Lecture de Henry David Thoreau par Jacques Bonnaffé


Une lecture, encore une. Je l'avais dit : c'est mon cheval de bataille.

Dans une galerie d'art, au milieu de photographies. Des extraits de l'écrivain américain Henry David Thoreau. (Son texte le plus célèbre Walden sera adapté et mis en scène cet hiver par Jean-François Peyret au Théâtre de la Colline - il a déjà été joué en  Avignon cet été - Dépêchez-vous : très peu de représentations à Paris).

Mais revenons à la lecture.

Des invités qui ont mangé sur place, façon vernissage, rejoints par quelques spectateurs lambda, entrée libre sur réservation.

Il y a dans un coin de la pièce un micro (qui servira à peine)

Un comédien qui s'agite un peu avant l'heure prévue. Transport de sacs en kraft débordant de papiers chiffonnés, d'anciennes photocopies ou de cartes routières réutilisées, de livres, de bouteilles et de canettes, d'étoiles en bois (accrochées à deux planches grises maculées de blanc). Un paquet de photocopies qui ont gardé les traces noires autour des pages qu'elles reproduisent.

Il ressort , on n'entend plus que sa voix qui chante dans le couloir, soutenue par un enregistrement (dont on ignore la forme)

Le comédien entre finalement en portant un plateau où s'entremêlent crayons et papiers froissés dans un équilibre plus qu'instable.

 
La lecture s'organise. « Je n'ai pas fait finalement de montage. » Les monceaux de papiers froissés seraient donc les ébauches inabouties de cet essai. « J'ai travaillé, mais je n'ai pas su choisir. » La barre se trouve placée haut. Les textes qui seront lus seront donc un distillat , une quintessence de l'oeuvre de Thoreau, ceux qui surgiront des meilleurs passages entre lesquels le comédien n'a pas fait son choix. Une biographie rapide de l'auteur entre deux refrains bourdonnés ou chantés, des sons imitant la nature. Serveur plus que lecteur, il invite des spectateurs à prélever sur le plateau, dans les sacs, jette quelques boulettes au hasard. Il en défroisse quelques unes, en lit certaines, comme si les textes apparaissaient aléatoirement. Vrai ou faux ? Quelle est la part exacte du hasard ? Sommes-nous vraiment dans la prise de risque que suppose ce type de performance ? Tout semble avoir été si minutieusement préparé. Les textes ont été souvent recopiés d'une main studieuse. Ils sont donc connus, pourtant, la voix semble les lire pour la première fois. Elle hésite parfois, revient. L'acteur se surprend à découvrir un sens qu'il ignorait, relit la phrase avec une intention nouvelle, une analyse plus minutieuse et plus ouverte de la phrase. « Nous construisons ensemble ce moment » semble-t-elle nous dire. Et tout le monde joue sincèrement le doute, avec cet abandon de celui qui sait que le théâtre n'est que théâtre et qu'il le croit vrai pour cette raison.

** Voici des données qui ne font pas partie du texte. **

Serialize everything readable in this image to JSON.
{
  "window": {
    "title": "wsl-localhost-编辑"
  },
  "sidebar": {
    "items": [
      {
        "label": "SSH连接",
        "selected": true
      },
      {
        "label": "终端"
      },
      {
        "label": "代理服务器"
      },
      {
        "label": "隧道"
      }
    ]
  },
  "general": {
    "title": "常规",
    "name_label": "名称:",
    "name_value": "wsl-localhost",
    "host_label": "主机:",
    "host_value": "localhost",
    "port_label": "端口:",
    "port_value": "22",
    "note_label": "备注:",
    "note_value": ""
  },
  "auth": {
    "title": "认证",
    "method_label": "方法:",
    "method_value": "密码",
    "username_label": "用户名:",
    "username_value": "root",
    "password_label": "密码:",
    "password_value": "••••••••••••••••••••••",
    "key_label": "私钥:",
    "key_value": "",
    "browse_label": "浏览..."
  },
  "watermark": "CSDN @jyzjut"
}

Le comédien demande au public de lire en voisinage ou à haute voix. Il devient auditeur de son propre spectacle.

Une spectatrice du premier rang a été déclarée dépositaire, garante d'un témoignage de Stevenson qui va servir de fil conducteur à la lecture, le comédien y revient régulièrement. « Si vous voyez quelque chose d'intéressant que je n'ai pas souligné, n'hésitez pas à le lire à haute voix ». Sommes-nous dans l'ironie, l'auto-dérision, la sincérité ? Tout se confond. Une seule chose submerge la complicité, la communion qui règne dans la salle, et dont le texte n'est que la catalyseur.

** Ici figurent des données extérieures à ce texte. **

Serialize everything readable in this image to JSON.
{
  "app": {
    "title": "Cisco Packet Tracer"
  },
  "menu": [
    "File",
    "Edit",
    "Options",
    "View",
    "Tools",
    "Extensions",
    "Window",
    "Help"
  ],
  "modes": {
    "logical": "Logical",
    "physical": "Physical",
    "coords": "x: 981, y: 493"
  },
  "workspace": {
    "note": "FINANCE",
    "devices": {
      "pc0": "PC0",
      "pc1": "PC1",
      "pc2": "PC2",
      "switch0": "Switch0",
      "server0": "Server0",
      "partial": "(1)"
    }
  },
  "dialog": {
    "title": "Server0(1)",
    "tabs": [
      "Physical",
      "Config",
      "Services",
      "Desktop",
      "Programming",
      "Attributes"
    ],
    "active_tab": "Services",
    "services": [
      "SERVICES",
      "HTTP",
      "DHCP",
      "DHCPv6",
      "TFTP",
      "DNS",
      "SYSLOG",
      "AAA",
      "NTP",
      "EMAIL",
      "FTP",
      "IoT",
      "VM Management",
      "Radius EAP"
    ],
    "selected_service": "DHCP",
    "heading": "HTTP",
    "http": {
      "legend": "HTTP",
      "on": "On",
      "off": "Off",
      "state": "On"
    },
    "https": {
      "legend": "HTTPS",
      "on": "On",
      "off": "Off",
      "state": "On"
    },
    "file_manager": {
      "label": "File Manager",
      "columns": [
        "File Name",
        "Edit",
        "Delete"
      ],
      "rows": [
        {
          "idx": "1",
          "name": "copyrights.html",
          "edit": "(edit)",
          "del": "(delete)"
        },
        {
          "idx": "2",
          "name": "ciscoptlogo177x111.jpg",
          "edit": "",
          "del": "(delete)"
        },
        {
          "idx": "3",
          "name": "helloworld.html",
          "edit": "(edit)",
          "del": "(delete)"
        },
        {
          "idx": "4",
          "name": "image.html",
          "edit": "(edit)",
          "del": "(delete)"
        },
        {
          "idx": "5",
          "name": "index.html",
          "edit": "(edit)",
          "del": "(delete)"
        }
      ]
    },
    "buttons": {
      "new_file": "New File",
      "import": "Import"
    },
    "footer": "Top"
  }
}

La fin de le lecture posée clairement par le comédien laisse les spectateurs en manque, mais résignés, parce que le moment passé ensemble a été si intense qu'il serait presque indécent de le prolonger. Quelques chanceux partent avec un autographe ambigu (Thoreau /le comédien) glané dans les distributions.

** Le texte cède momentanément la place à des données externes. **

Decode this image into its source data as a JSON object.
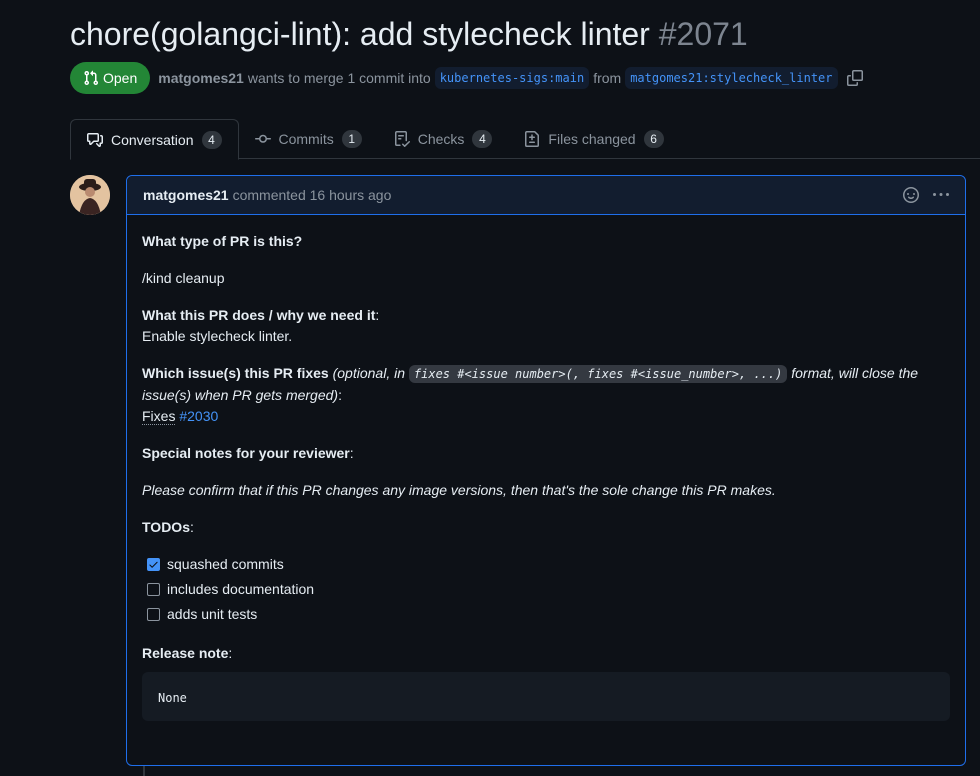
{
  "pr": {
    "title": "chore(golangci-lint): add stylecheck linter",
    "number": "#2071",
    "state": "Open",
    "author": "matgomes21",
    "merge_text": "wants to merge 1 commit into",
    "base_branch": "kubernetes-sigs:main",
    "from_text": "from",
    "head_branch": "matgomes21:stylecheck_linter"
  },
  "tabs": [
    {
      "label": "Conversation",
      "count": "4",
      "icon": "comment-discussion-icon"
    },
    {
      "label": "Commits",
      "count": "1",
      "icon": "git-commit-icon"
    },
    {
      "label": "Checks",
      "count": "4",
      "icon": "checklist-icon"
    },
    {
      "label": "Files changed",
      "count": "6",
      "icon": "file-diff-icon"
    }
  ],
  "comment": {
    "author": "matgomes21",
    "action": "commented 16 hours ago",
    "q1": "What type of PR is this?",
    "kind": "/kind cleanup",
    "q2": "What this PR does / why we need it",
    "colon": ":",
    "answer2": "Enable stylecheck linter.",
    "q3": "Which issue(s) this PR fixes",
    "q3_note_pre": "(optional, in",
    "q3_code": "fixes #<issue number>(, fixes #<issue_number>, ...)",
    "q3_note_post": "format, will close the issue(s) when PR gets merged)",
    "fixes_label": "Fixes",
    "fixes_link": "#2030",
    "q4": "Special notes for your reviewer",
    "note": "Please confirm that if this PR changes any image versions, then that's the sole change this PR makes.",
    "todos": "TODOs",
    "tasks": [
      {
        "label": "squashed commits",
        "checked": true
      },
      {
        "label": "includes documentation",
        "checked": false
      },
      {
        "label": "adds unit tests",
        "checked": false
      }
    ],
    "release_note": "Release note",
    "release_value": "None"
  },
  "colors": {
    "background": "#0d1117",
    "open_badge": "#238636",
    "link": "#4493f8",
    "comment_border": "#1f6feb"
  }
}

Deux citations de Thoreau retenues dans cette lecture pour mon point final et vous donner le regret de cette performance :

« Il n'y a qu'un remède à l'amour : aimer davantage. » Là, je souscris totalement. Mais peut-on jamais guérir d'aimer quelqu'un ?

« Ceux que nous aimons nous pouvons les haïr. Les autres nous sont indifférents ». Là, je suis plus réticente. Je serais plutôt du genre « va, je ne hais point ». Sauf peut-être, si c'est ceux que l'on aime qui exigent notre haine, et encore on peut simuler pour leur sacrifier ce dernier plaisir. Une réponse suggérée  par  Borges : « Tout existe sauf l'oubli. »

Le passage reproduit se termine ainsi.